The subtext throughout is that, while Metrolinx is compromising with the mayor, they’ve successfully defended the part of Transit City that matters most to them. Metrolinx seems to be very aware of the numerous logistical problems with Ford’s private funding scenario, but is happy to let the mayor and his team busy themselves trying (and likely failing) to build a Sheppard subway while real work happens on Eglinton.

Building the eastern section of the line underground (needlessly) isn’t ideal, but it’s apparently a sacrifice Metrolinx is ready to make. If and when this plan comes to City Council, I’d hope that one of the first motions made is to build the eastern section of Eglinton at street level, and put the savings toward construction on Finch.
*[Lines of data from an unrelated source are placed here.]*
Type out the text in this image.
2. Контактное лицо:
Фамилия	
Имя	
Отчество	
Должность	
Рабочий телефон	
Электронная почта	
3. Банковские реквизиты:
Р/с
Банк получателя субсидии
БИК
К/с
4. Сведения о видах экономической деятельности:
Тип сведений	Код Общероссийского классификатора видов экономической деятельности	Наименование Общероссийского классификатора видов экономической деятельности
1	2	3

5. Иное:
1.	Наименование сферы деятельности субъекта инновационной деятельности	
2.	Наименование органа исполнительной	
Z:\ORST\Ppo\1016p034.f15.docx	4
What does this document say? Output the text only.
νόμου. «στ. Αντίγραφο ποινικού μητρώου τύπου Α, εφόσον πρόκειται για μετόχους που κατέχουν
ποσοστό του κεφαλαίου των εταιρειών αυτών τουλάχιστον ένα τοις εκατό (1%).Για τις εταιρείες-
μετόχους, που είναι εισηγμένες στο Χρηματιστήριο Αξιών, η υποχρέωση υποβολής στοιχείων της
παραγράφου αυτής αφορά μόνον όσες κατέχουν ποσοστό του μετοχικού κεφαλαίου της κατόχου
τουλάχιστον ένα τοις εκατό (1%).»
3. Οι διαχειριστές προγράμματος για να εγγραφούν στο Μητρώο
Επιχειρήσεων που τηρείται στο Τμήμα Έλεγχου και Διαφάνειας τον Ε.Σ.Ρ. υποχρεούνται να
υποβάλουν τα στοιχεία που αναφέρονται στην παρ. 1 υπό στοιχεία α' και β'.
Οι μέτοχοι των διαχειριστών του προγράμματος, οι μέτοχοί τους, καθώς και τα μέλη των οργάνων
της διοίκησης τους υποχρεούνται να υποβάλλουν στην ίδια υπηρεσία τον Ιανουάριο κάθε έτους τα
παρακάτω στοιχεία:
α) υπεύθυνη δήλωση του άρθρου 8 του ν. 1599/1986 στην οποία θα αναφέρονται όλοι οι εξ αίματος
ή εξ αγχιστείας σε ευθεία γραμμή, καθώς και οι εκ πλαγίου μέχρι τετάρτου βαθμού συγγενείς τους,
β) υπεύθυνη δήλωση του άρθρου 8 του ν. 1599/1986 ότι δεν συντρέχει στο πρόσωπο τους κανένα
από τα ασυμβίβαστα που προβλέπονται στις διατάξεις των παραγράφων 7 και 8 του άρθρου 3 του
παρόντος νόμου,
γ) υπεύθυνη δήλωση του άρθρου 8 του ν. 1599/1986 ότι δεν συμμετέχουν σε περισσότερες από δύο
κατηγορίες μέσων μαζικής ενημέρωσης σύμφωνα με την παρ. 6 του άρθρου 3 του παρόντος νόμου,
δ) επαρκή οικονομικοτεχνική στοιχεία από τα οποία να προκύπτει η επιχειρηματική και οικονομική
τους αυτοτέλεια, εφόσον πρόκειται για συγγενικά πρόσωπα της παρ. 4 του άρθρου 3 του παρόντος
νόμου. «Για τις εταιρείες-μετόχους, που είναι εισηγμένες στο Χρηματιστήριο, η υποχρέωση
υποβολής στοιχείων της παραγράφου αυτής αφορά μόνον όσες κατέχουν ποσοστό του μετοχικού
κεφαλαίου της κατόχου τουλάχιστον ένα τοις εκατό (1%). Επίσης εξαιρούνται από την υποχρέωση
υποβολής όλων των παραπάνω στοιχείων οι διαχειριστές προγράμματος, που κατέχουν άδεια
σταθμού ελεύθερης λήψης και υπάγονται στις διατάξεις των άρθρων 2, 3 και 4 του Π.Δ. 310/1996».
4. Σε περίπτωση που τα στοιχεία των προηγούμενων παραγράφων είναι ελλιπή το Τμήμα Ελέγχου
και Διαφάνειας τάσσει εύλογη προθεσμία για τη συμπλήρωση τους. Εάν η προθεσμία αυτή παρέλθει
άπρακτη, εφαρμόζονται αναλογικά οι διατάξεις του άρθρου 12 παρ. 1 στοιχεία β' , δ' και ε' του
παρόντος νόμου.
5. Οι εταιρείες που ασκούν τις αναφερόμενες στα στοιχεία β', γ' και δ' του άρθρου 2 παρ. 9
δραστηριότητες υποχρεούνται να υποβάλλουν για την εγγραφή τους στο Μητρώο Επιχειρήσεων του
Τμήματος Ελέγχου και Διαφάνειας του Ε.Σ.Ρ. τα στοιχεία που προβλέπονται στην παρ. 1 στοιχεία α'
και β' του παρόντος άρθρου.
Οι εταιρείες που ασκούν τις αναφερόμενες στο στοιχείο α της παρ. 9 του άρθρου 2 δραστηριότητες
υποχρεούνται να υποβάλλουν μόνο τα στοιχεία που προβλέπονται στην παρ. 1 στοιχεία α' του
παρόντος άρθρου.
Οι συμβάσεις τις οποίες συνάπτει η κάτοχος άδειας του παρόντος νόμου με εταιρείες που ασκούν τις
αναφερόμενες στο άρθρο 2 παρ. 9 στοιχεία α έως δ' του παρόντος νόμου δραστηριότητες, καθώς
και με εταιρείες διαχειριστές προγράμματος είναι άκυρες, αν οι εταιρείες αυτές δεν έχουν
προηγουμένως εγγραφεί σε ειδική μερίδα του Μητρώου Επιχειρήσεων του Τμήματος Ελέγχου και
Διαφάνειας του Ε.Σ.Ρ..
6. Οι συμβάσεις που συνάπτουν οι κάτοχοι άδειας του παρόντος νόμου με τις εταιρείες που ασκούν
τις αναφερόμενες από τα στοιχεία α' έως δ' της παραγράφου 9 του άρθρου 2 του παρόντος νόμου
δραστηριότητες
Speaking of Finch, it’s really the big loser in all of this,  getting stuck with ‘express buses’ instead of the proposed LRT. Per Munro, Metrolinx Director Paul Bedford did a good job of pointing out how little sense it makes to sacrifice Finch for Sheppard:

Director Paul Bedford agreed noting that the Finch West bus is among the routes with highest ridership on the TTC at 52k/day, greater than the Sheppard subway at 47k.  Bedford argued that ignoring the Finch corridor is a serious problem, and more generally that surface transit routes carrying 60% of TTC ridership were an important part of the network.

I guess it should be said that, with a few exceptions like Councillors Anthony Perruzza, local representatives have not been active in advocating the preservation of the Finch and Sheppard lines.

I’m happy with how this compromise plan is developing as at least we’re keeping the Eglinton LRT, but that doesn’t excuse this process which has been fraught with delays. None of this was necessary and plans for transit expansion in this city are no better off than they were before.

For the record, before this mess happened, the plan was for a Sheppard East LRT to be opened in 2014, a Finch West LRT to be opened in 2019, and an Eglinton Crosstown LRT and Scarborough LRT to be opened in 2020.